Словом, мне попался пророк, который спас меня из вод, Илия Вирано был одним из столпов еврейской общины Хаскёй; он заметил мою растерянность и догадался (как он сам сказал, туристы сюда не часто наведывались), что я, вероятно, ищу нечто имеющее отношение к еврейской истории квартала, по которому он и водил нас – меня и мой фотоаппарат – весь остаток дня. Господин Вирано превосходно изъяснялся по-французски, поскольку учился в двуязычном стамбульском лицее, но его родным языком был ладино[170], о существовании которого я и узнал от него: иудеи, изгнанные из Испании, обосновались в Османской империи и принесли сюда свой язык; таким образом, этот испанский времен Возрождения эволюционировал вместе с ними в изгнании.
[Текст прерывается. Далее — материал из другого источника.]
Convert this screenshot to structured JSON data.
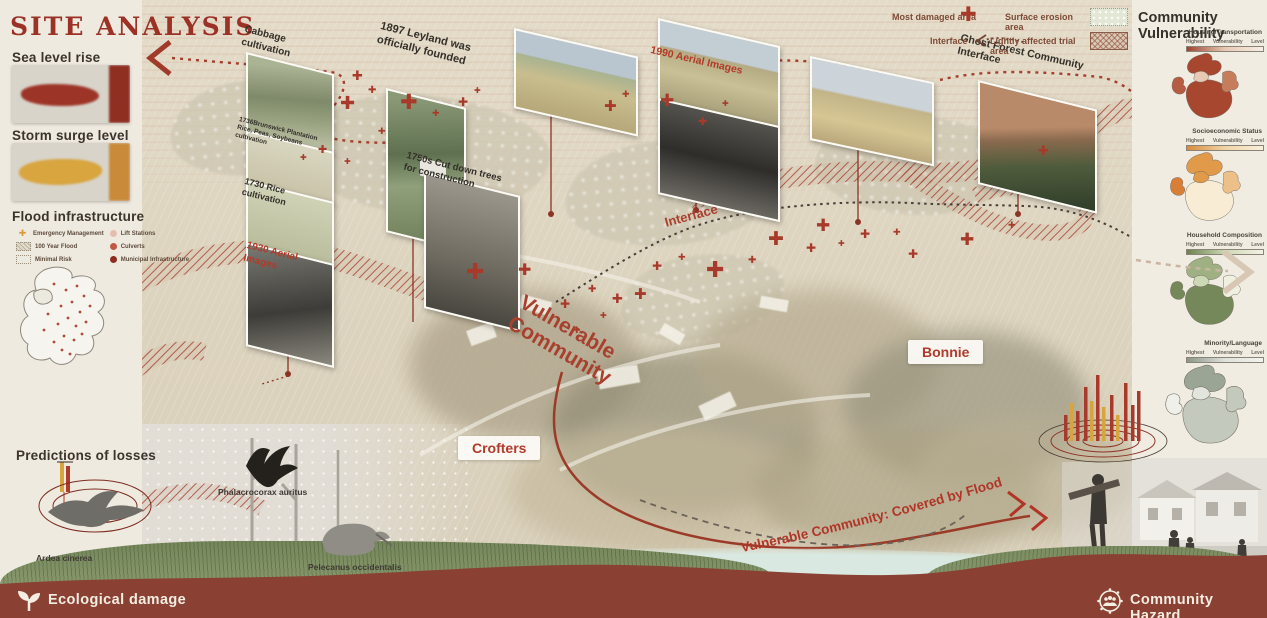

Среди стамбульских евреев были византийцы, сефарды, ашкеназы, караимы – называю в том порядке, в каком они прибывали в турецкую столицу (таинственные караимы появились здесь последними, большинство из них бежали сюда после Крымской войны), и какое же это было чудо – слушать рассказы Илии Вирано о судьбоносных событиях этого пестрого сообщества, да еще на фоне зданий квартала: караимская синагога была самым внушительным из них и походила на крепость, окруженную глухими стенами, за которыми лепились деревянные и каменные домишки, одни населенные, другие на грани разрушения; мой наивный вопрос – по-прежнему ли в них живут караимы? – вызвал улыбку у Илии Вирано: оказалось, их давно уже здесь нет.
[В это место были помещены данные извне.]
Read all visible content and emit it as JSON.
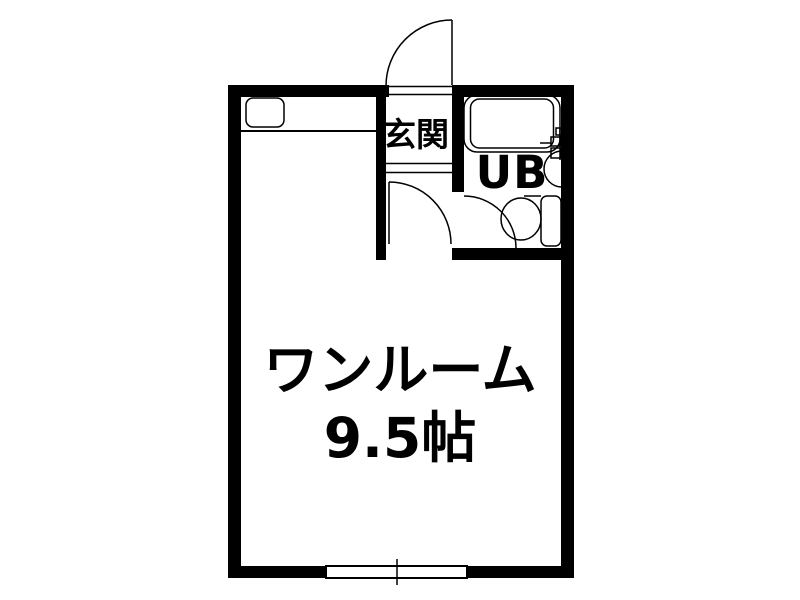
{
  "colors": {
    "wall": "#000000",
    "line": "#000000",
    "background": "#ffffff",
    "text": "#000000"
  },
  "floorplan": {
    "main_room": {
      "name": "ワンルーム",
      "size": "9.5帖"
    },
    "entrance": {
      "label": "玄関"
    },
    "bathroom": {
      "label": "UB"
    },
    "fixtures": [
      "entrance-door",
      "kitchen-sink",
      "kitchen-counter",
      "room-door",
      "bath-door",
      "bathtub",
      "faucet-unit",
      "washbasin",
      "toilet",
      "sliding-window"
    ]
  }
}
Еврейские семьи, жившие в Стамбуле, по большей части перебрались в более современные кварталы – в Шишли или на другой берег Босфора, а то и вообще эмигрировали – в Израиль или в США. Илия Вирано рассказывал об этом спокойно, без печали, так же как посвящал в теологические и ритуальные различия между многочисленными ветвями иудаизма, и все это на ходу, бодро шагая по горбатым улочкам и почти уважительно относясь к моему невежеству по этой части; он спросил, как звали предка, по следам которого я решил пройти, и сказал: «Жаль, что вы его не знаете, возможно, у него еще остались здесь родственники».
Господин Вирано выглядел примерно лет на шестьдесят пять, он был высокого роста, крепкий и даже элегантный; его костюм, короткая бородка и напомаженные, зачесанные назад волосы слегка уподобляли его молодому герою-любовнику, который собрался зайти за девушкой к ее родителям, чтобы повести ее на лицейский бал, хотя седина несколько противоречила этому образу. Он говорил не умолкая: по его словам, он был счастлив найти собеседника, понимающего французский; большинство туристов, которые приезжали сюда по «еврейскому туру», были американцами или израильтянами, и с ними он почти никогда не мог объясняться на этом прекрасном языке.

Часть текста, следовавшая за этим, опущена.